Menu Back to Poster-Presentations-Details

T-01: A Novel Approach to Standardizing Data and Detecting Duplicates Across Adverse Events Data Sources Using Machine Learning

Poster Presenter

      Sameen Desai

      • Executive Director, IT Worldwide Patient Safety
      • Bristol-Myers Squibb Company
        United States


This paper aims to solve the problem of duplicate detection of adverse event cases within and across multiple data sets using a novel approach including machine learning.


Data from FDA (2004-Present), WHO Vigibase (1968-Present) was used for 1. Case Ingestion and Standardization 2. Case Clustering: Spark-based locality based hashing and calculation of Jaccard similarities run 3. Case Deduplication: Supervised learning with PV Scientists for labelled data and model tuning.


Celgene Inc. & Enigma Technologies, using supervised learning models from PV scientists, was able to probabilistically stratify 5.2% of FDA AERS & Vigibase cases into low and high confidence duplicates for further manual curation. 59,000 adverse events reports in FDA AERS data alone were found to be high confidence duplicates. Over 18,000 reports were detected as duplicates in the WHO Vigibase data. The team was able to achieve 70,000 pairwise duplicate checks per minute using this scaled, cloud-computing approach. This novel duplicate detection mechanism processed over 20 million unique adverse events reports in under 24 hours.

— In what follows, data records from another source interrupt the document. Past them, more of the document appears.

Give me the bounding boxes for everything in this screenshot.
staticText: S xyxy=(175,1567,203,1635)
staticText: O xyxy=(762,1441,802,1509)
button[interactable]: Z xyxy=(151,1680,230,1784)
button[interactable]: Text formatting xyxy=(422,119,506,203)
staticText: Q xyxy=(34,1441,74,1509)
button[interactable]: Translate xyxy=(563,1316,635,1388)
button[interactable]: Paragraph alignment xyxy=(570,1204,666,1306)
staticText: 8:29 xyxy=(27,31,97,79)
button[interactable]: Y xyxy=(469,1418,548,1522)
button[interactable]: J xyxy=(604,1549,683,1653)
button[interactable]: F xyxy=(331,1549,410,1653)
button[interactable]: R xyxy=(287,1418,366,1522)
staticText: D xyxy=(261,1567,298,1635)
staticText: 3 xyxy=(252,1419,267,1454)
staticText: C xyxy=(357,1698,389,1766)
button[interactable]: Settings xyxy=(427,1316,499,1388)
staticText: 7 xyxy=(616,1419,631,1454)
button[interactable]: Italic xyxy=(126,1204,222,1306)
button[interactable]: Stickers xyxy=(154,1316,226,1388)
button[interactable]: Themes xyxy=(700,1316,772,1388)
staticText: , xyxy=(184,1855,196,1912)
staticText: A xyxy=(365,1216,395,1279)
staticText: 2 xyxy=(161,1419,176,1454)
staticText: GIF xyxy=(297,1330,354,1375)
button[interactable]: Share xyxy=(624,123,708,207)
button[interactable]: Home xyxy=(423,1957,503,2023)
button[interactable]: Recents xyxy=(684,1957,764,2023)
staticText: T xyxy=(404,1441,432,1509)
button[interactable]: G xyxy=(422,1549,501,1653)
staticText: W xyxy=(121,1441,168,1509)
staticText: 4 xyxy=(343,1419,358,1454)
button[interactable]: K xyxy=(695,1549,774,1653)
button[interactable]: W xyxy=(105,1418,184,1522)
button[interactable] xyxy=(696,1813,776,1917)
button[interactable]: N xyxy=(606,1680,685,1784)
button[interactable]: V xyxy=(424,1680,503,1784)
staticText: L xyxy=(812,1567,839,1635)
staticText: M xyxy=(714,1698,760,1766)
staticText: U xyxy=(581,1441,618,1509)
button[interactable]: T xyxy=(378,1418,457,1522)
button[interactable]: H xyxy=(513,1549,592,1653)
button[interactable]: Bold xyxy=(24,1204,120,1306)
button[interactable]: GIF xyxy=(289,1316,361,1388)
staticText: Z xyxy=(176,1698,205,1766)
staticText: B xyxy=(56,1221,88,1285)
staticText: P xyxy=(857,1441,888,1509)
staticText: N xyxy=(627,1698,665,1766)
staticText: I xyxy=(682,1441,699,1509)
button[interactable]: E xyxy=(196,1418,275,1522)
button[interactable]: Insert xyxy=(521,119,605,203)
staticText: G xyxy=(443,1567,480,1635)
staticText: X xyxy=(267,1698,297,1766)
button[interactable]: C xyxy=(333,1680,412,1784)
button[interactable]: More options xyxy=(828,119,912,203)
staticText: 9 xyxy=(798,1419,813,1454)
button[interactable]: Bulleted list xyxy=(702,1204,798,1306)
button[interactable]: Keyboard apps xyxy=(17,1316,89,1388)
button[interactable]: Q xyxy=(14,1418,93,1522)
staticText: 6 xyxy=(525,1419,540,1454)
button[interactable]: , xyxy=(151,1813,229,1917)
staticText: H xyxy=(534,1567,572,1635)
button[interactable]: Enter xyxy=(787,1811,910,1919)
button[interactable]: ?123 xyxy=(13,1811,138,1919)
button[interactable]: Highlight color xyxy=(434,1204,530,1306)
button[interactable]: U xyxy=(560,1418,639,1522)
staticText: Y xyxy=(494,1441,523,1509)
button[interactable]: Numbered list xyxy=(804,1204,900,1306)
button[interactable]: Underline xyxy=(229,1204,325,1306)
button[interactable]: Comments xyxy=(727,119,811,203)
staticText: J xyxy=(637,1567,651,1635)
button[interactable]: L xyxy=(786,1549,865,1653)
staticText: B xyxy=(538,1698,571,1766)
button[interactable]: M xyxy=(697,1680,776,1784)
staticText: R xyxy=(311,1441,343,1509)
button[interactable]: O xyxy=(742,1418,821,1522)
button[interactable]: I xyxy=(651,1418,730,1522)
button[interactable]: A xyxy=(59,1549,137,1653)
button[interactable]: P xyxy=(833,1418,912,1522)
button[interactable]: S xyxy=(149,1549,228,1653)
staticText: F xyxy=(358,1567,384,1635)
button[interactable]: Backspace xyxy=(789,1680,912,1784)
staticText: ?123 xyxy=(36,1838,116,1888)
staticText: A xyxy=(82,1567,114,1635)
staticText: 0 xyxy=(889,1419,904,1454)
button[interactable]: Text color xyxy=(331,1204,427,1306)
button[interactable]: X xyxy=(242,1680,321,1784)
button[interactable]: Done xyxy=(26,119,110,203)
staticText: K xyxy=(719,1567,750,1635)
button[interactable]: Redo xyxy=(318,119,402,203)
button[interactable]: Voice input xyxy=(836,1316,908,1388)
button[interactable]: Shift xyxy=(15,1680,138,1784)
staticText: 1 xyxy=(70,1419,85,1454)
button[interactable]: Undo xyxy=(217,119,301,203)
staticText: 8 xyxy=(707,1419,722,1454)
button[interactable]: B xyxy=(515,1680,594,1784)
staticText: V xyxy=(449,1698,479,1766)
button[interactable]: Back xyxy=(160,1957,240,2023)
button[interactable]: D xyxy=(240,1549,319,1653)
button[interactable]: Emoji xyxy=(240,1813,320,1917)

Accurate signals detection relies on resolved and timely data. The team’s approach here provides a novel and scalable approach to efficiently detect duplicates among large, bulky, and messy datasets. Furthermore, the process reveals key systematic patterns in how duplicates emerge in Adverse Events reporting systems. These patterns could only be revealed through this probabilistic, non-rules based approach to duplicate detection—previous attempts using narrow heuristics of duplicate detection could not reveal. We believe this approach allows PV departments to analyze public and private AE data rapidly and limits duplicates without delaying data release. It also creates a data based framework that evolves PV discipline by leveraging emerging sets of tools and methods build for big data.